Raytown Quality School District reported a three-year rise in its annual performance report to roughly 73% and outlined superintendent goals tied to an 80% graduation target, a 75% attendance target and strategic-plan projects to support continued growth.

The Raytown Quality School District on Nov. 10 received an annual performance report showing multi-year improvement and heard the superintendent lay out goals tied to the district strategic plan.

Dr. Griner told the board the district’s composite annual performance report (APR) rose to about 73%, up from 65.9% in 2023, and said Raytown has shown “continuous improvement over the last 3 years, growing over 7%.” He said the district remains fully accredited and that growth in math, science and social studies drove the gain, while attendance remained a gap on the APR.

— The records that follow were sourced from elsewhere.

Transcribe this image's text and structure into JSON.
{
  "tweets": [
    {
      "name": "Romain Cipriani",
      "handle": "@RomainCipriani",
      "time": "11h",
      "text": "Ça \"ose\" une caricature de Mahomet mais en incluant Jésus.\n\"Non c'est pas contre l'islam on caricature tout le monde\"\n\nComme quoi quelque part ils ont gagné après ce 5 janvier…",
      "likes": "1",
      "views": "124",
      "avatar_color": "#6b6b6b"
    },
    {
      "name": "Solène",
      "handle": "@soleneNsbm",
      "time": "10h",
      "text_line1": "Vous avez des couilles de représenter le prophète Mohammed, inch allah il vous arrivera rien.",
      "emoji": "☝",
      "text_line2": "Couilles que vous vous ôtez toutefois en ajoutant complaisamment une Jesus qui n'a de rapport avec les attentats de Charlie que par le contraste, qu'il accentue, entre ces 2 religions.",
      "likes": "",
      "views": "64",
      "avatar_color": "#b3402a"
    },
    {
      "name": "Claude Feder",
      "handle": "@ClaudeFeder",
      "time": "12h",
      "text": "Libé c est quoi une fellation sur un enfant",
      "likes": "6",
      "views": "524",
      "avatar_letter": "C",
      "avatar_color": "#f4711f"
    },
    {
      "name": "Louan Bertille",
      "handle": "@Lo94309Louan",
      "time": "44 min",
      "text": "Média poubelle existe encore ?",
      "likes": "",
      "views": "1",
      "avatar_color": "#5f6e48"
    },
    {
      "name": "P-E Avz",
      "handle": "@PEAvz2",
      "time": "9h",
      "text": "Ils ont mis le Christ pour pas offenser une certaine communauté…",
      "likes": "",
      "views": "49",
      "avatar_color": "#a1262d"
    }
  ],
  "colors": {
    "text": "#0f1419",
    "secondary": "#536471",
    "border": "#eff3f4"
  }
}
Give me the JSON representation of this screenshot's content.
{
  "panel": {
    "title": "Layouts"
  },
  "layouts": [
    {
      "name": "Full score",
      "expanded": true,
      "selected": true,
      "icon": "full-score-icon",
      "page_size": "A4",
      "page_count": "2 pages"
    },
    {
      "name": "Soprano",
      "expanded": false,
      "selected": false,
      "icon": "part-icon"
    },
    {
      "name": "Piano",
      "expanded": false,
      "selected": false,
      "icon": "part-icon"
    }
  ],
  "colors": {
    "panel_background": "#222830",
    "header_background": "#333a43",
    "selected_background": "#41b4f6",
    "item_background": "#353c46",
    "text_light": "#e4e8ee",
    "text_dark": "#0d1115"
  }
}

Superintendent (name not provided in the record) framed the goals around five areas: student achievement, attracting and retaining qualified staff, strengthening community partnerships, preserving fiscal and operational integrity, and board governance. The superintendent said the district will keep an 80% graduation-rate target, noting, “Until we get this to 100% we won't be — 1 child is too many,” and set a 75% attendance target for students attending at least 90% of the time.

The superintendent and Dr. Griner described a new district dashboard launched with technology staff to track metrics including universal-screening (NWEA) gains — an almost 6% rise in ELA and about a 9% jump in math compared with last spring’s universal screener — and improvements in college-and-career metrics. Dr. Griner said administrators met weekly walkthrough targets more than 70% of the time in the first quarter and that 75% of seniors graduated last year with a “market value asset” (internships, college credit or industry credentials), an increase of roughly 30% from the prior year.

On enrollment, the superintendent reported the district had 7,690 students as of the meeting and reiterated that Raytown’s population is largely landlocked with limited new development, a factor tied to declining enrollment over time. He and Dr. Griner described efforts intended to address attendance, belonging and discipline, including revised student conduct practices and a ‘belonging’ committee focused on social-emotional supports.

Board members asked about where to find the dashboard and how Raytown’s gains compare to state trends. Dr. Griner said Raytown outpaced state growth in science and social studies and that state report cards would provide additional comparative detail.

The board did not take a separate vote on the APR; the presentation was placed on the record and the superintendent’s goals will be carried forward as part of ongoing strategic-plan work.